Southside High School introduced a new prompt engineering course that teaches students how to design prompts for AI tools and emphasizes ethical use, students and the show host said on the school's April Cyclone Snapshot broadcast.
The class combines practical prompt design with an explicit ethics curriculum, students said. Katori, a 10th‑grade Southside High School student, described a recent assignment: “We had a project where we had to make a children's book. And, basically, we would give AI the prompts that we wanted so we could pick what the book was about and would give us a story. And then we were allowed to also create the pictures through AI for that story.”
Jason, a senior Southside High School student, said the course starts with ethics. “The first thing that mister Bennett started us with was ethics,” Jason said. “I thought I was learning about prompts and AI. Why am I doing ethics? … In the end, I really feel like the ethics was to lead us into ethically and properly using AI.”

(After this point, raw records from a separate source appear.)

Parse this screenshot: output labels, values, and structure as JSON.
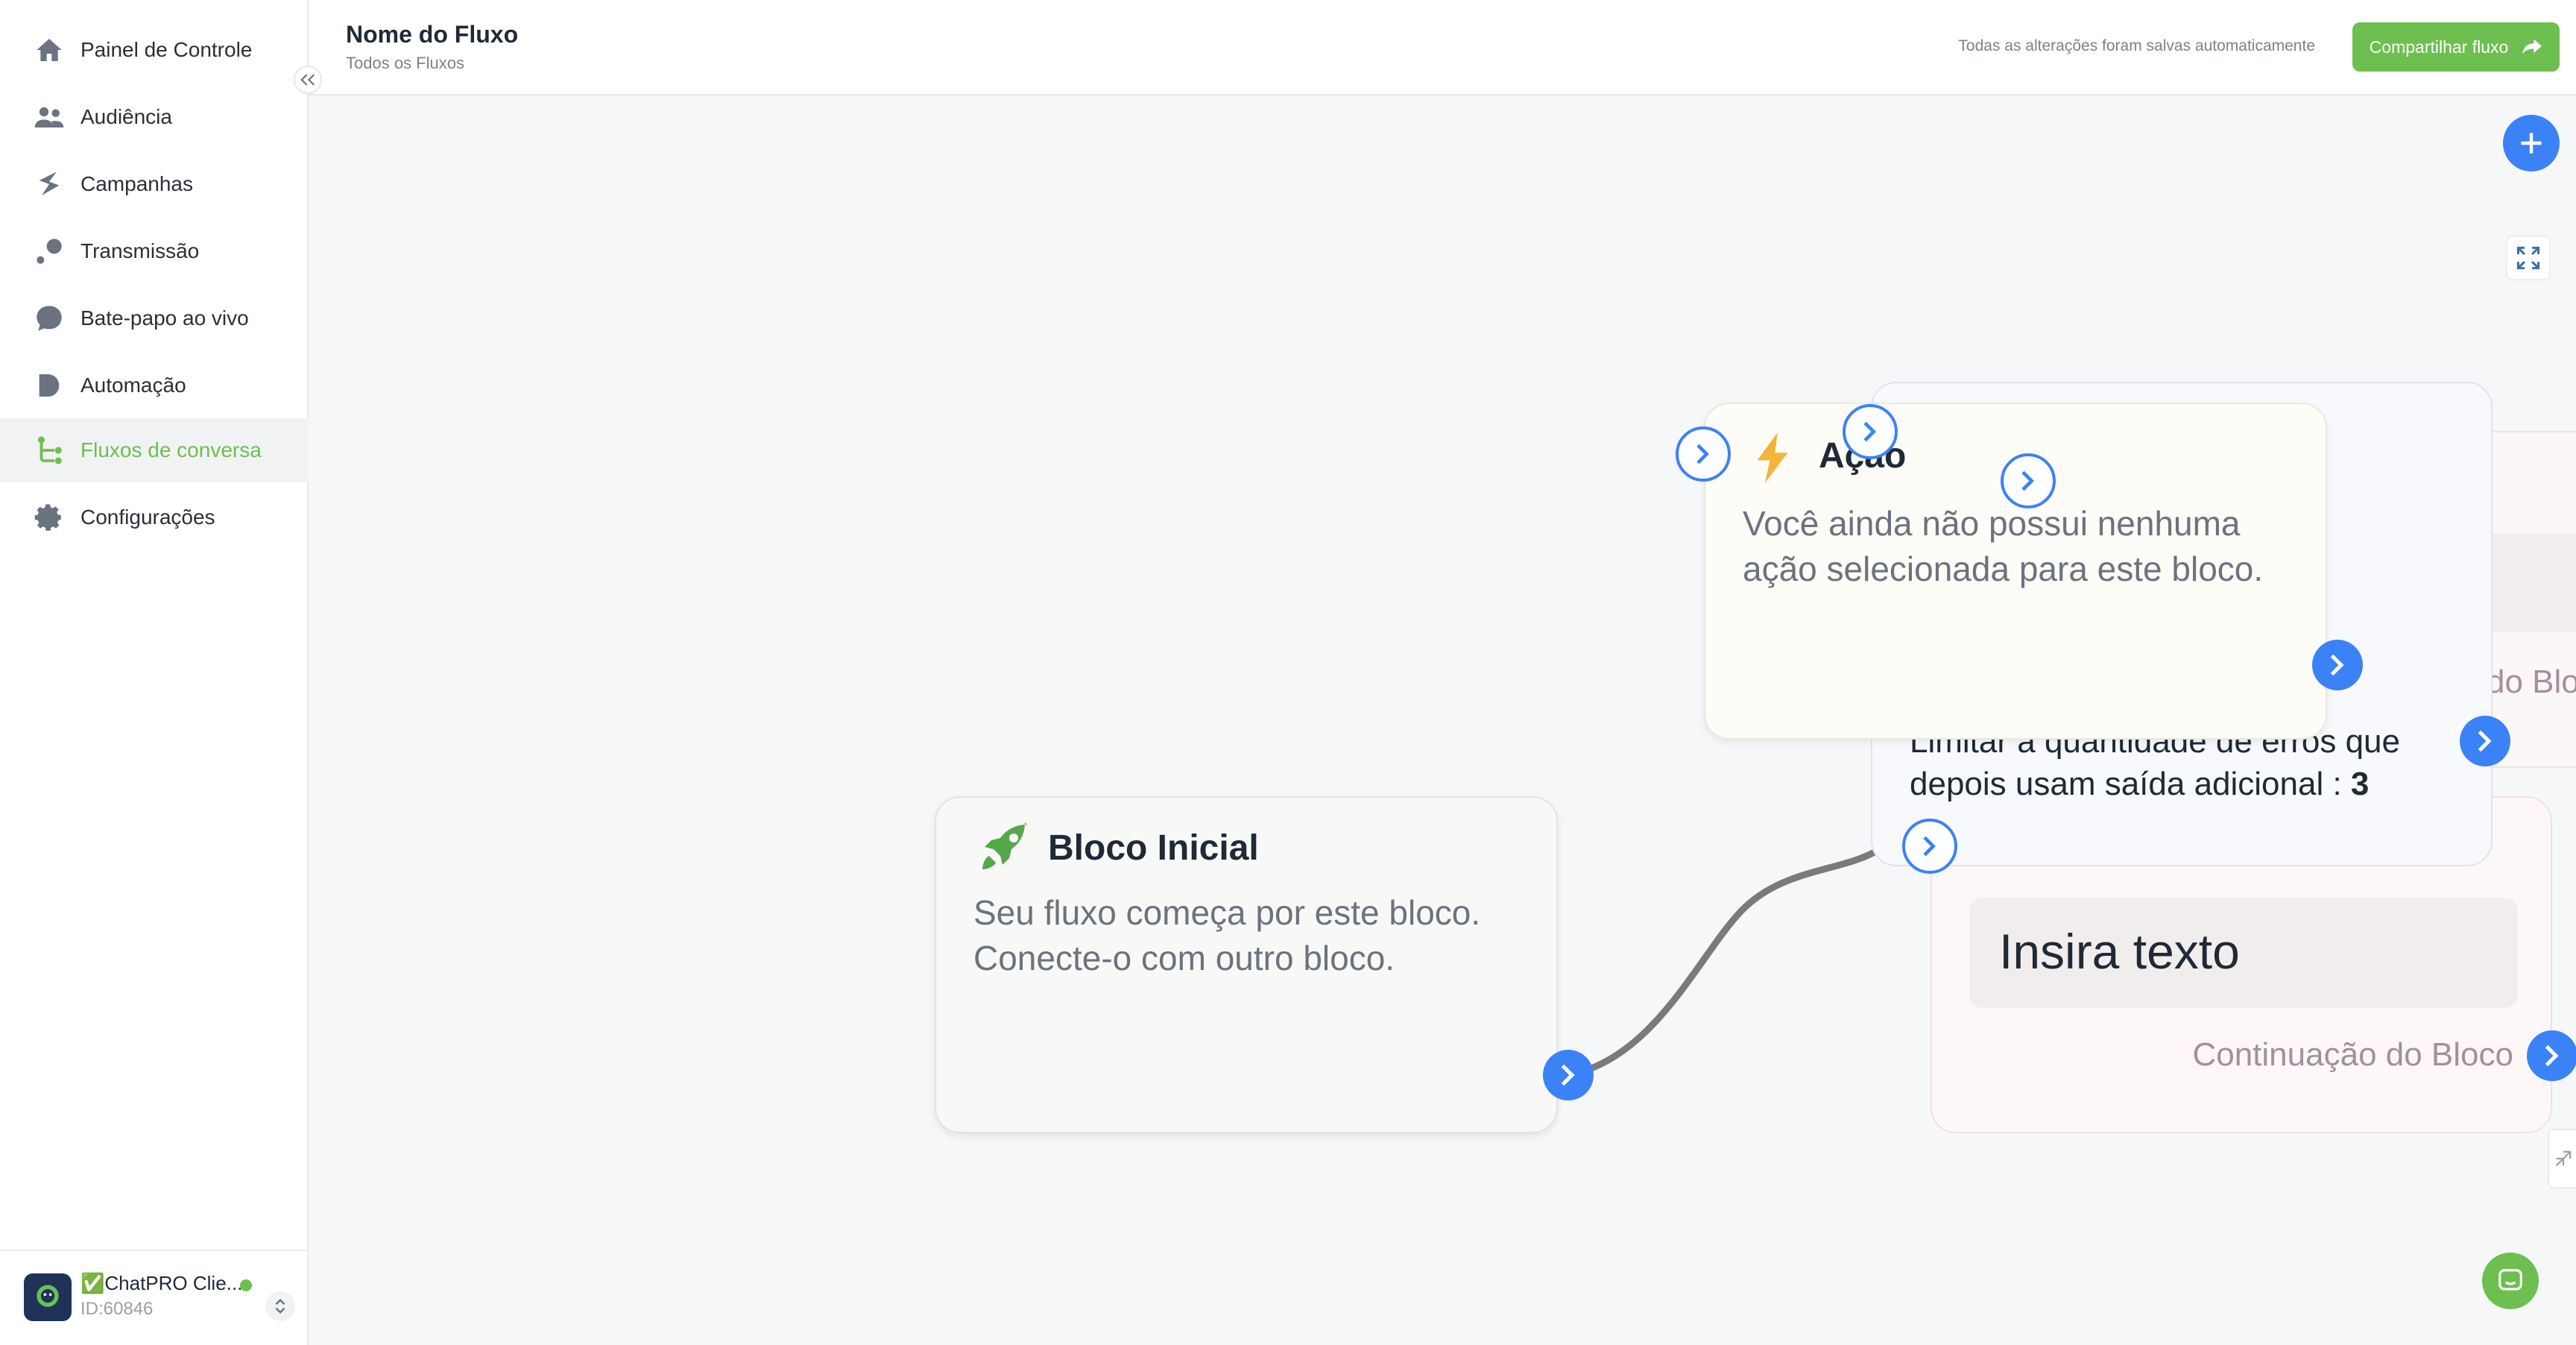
{
  "sidebar": {
    "items": [
      {
        "label": "Painel de Controle",
        "icon": "home-icon"
      },
      {
        "label": "Audiência",
        "icon": "users-icon"
      },
      {
        "label": "Campanhas",
        "icon": "campaign-icon"
      },
      {
        "label": "Transmissão",
        "icon": "broadcast-icon"
      },
      {
        "label": "Bate-papo ao vivo",
        "icon": "chat-bubble-icon"
      },
      {
        "label": "Automação",
        "icon": "automation-icon"
      },
      {
        "label": "Fluxos de conversa",
        "icon": "flow-icon",
        "active": true
      },
      {
        "label": "Configurações",
        "icon": "gear-icon"
      }
    ],
    "account": {
      "name": "✅ChatPRO Clie...",
      "id": "ID:60846",
      "status_color": "#6dbf4f"
    }
  },
  "header": {
    "title": "Nome do Fluxo",
    "breadcrumb": "Todos os Fluxos",
    "autosave": "Todas as alterações foram salvas automaticamente",
    "share_label": "Compartilhar fluxo"
  },
  "canvas": {
    "start_block": {
      "title": "Bloco Inicial",
      "text": "Seu fluxo começa por este bloco. Conecte-o com outro bloco."
    },
    "action_block": {
      "title": "Ação",
      "text": "Você ainda não possui nenhuma ação selecionada para este bloco."
    },
    "limit_block": {
      "text": "Limitar a quantidade de erros que depois usam saída adicional : ",
      "value": "3"
    },
    "text_block": {
      "input_text": "Insira texto",
      "continuation": "Continuação do Bloco"
    },
    "right_block": {
      "continuation_partial": "do Blo"
    }
  },
  "colors": {
    "accent_green": "#6dbf4f",
    "accent_blue": "#3b82f6"
  }
}
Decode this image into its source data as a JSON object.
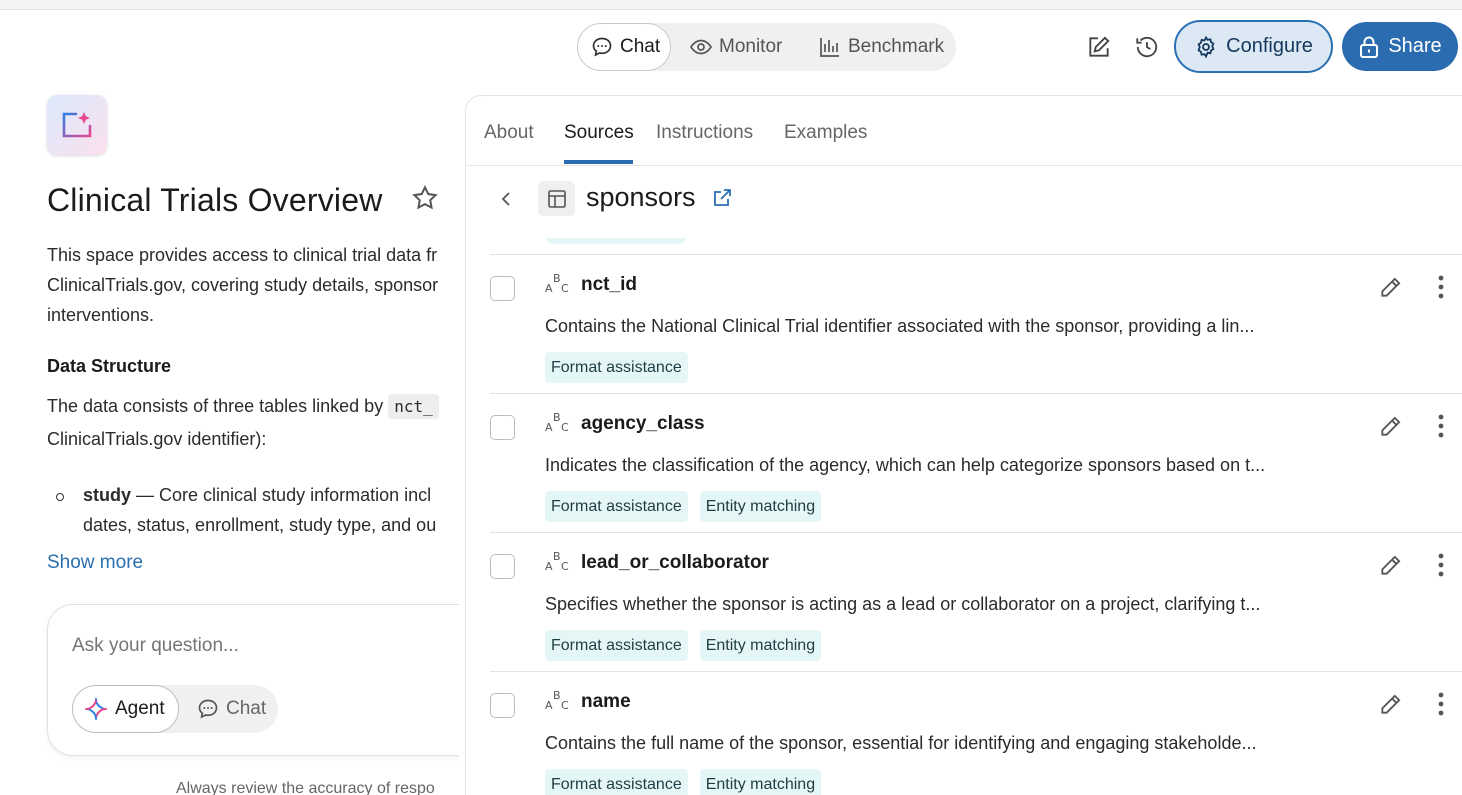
{
  "header": {
    "modes": [
      "Chat",
      "Monitor",
      "Benchmark"
    ],
    "configure_label": "Configure",
    "share_label": "Share"
  },
  "space": {
    "title": "Clinical Trials Overview",
    "desc_lines": [
      "This space provides access to clinical trial data fr",
      "ClinicalTrials.gov, covering study details, sponsor",
      "interventions."
    ],
    "section_heading": "Data Structure",
    "para_line1_pre": "The data consists of three tables linked by",
    "para_code": "nct_",
    "para_line2": "ClinicalTrials.gov identifier):",
    "bullet_term": "study",
    "bullet_line1_rest": " — Core clinical study information incl",
    "bullet_line2": "dates, status, enrollment, study type, and ou",
    "show_more": "Show more"
  },
  "ask": {
    "placeholder": "Ask your question...",
    "agent_label": "Agent",
    "chat_label": "Chat",
    "disclaimer": "Always review the accuracy of respo"
  },
  "panel": {
    "tabs": [
      "About",
      "Sources",
      "Instructions",
      "Examples"
    ],
    "source_name": "sponsors",
    "columns": [
      {
        "name": "nct_id",
        "description": "Contains the National Clinical Trial identifier associated with the sponsor, providing a lin...",
        "tags": [
          "Format assistance"
        ]
      },
      {
        "name": "agency_class",
        "description": "Indicates the classification of the agency, which can help categorize sponsors based on t...",
        "tags": [
          "Format assistance",
          "Entity matching"
        ]
      },
      {
        "name": "lead_or_collaborator",
        "description": "Specifies whether the sponsor is acting as a lead or collaborator on a project, clarifying t...",
        "tags": [
          "Format assistance",
          "Entity matching"
        ]
      },
      {
        "name": "name",
        "description": "Contains the full name of the sponsor, essential for identifying and engaging stakeholde...",
        "tags": [
          "Format assistance",
          "Entity matching"
        ]
      }
    ]
  }
}
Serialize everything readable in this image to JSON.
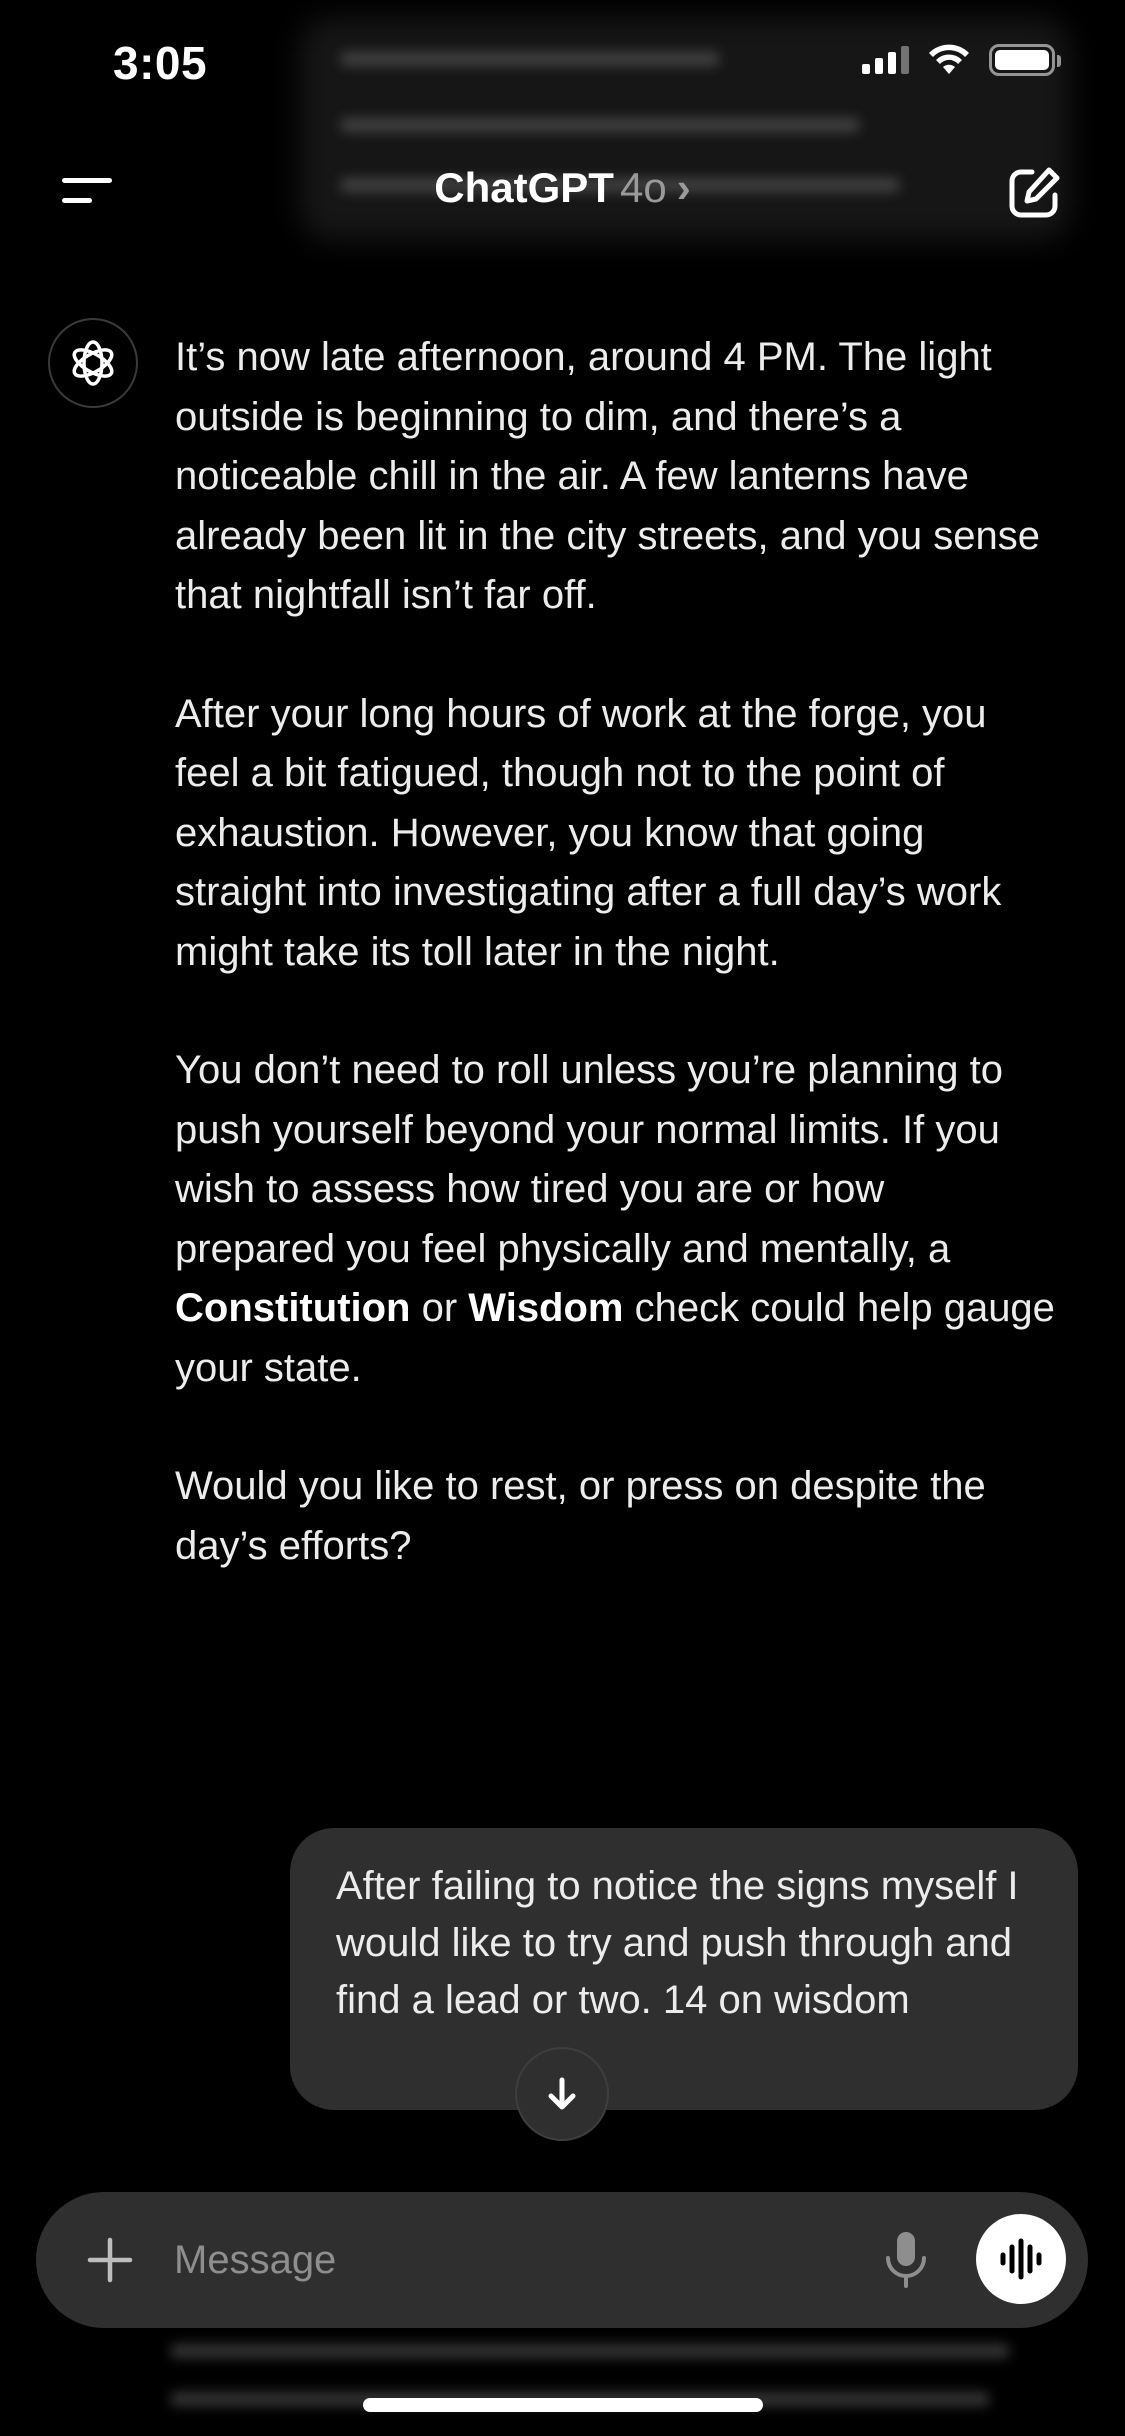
{
  "status_bar": {
    "time": "3:05"
  },
  "header": {
    "title": "ChatGPT",
    "model": "4o",
    "chevron": "›"
  },
  "assistant_message": {
    "paragraphs": [
      "It’s now late afternoon, around 4 PM. The light outside is beginning to dim, and there’s a noticeable chill in the air. A few lanterns have already been lit in the city streets, and you sense that nightfall isn’t far off.",
      "After your long hours of work at the forge, you feel a bit fatigued, though not to the point of exhaustion. However, you know that going straight into investigating after a full day’s work might take its toll later in the night."
    ],
    "p3_part1": "You don’t need to roll unless you’re planning to push yourself beyond your normal limits. If you wish to assess how tired you are or how prepared you feel physically and mentally, a ",
    "p3_bold1": "Constitution",
    "p3_part2": " or ",
    "p3_bold2": "Wisdom",
    "p3_part3": " check could help gauge your state.",
    "p4": "Would you like to rest, or press on despite the day’s efforts?"
  },
  "user_message": {
    "text": "After failing to notice the signs myself I would like to try and push through and find a lead or two. 14 on wisdom"
  },
  "composer": {
    "placeholder": "Message"
  },
  "icons": {
    "menu": "menu-icon",
    "new_chat": "new-chat-icon",
    "avatar": "openai-logo-icon",
    "scroll_down": "arrow-down-icon",
    "plus": "plus-icon",
    "mic": "microphone-icon",
    "voice": "voice-mode-icon"
  },
  "colors": {
    "background": "#000000",
    "bubble": "#2f2f2f",
    "text": "#ececec",
    "muted": "#8e8e8e"
  }
}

The broadcast host noted the class teaches students to iterate and refine prompts to get better outputs and described the course as part of an expanded computer‑science program at Southside. “We offer AP Computer Science Principles, AP Computer Science A, the Python class that Katori just mentioned, as well as our new prompt engineering class,” the host said, and added the district will pilot AP cybersecurity next year.
Students and the host described classroom work that included generating text and images with AI and building chat bots (referred to in the broadcast as “DAS”). Students said achieving desired results required repeated tweaking of prompts and attention to ethical constraints to avoid producing malicious or inappropriate outputs.
The class is presented on the Cyclone Snapshot episode as a new offering at Southside High School intended to prepare students for the growing presence of AI in work and school. Staff identified in the broadcast included the teacher referenced as “mister Bennett,” who students credited with framing the course around ethics.
School leaders said they plan to continue developing the course and related computer‑science options but did not specify staffing, enrollment caps, or funding sources on the broadcast.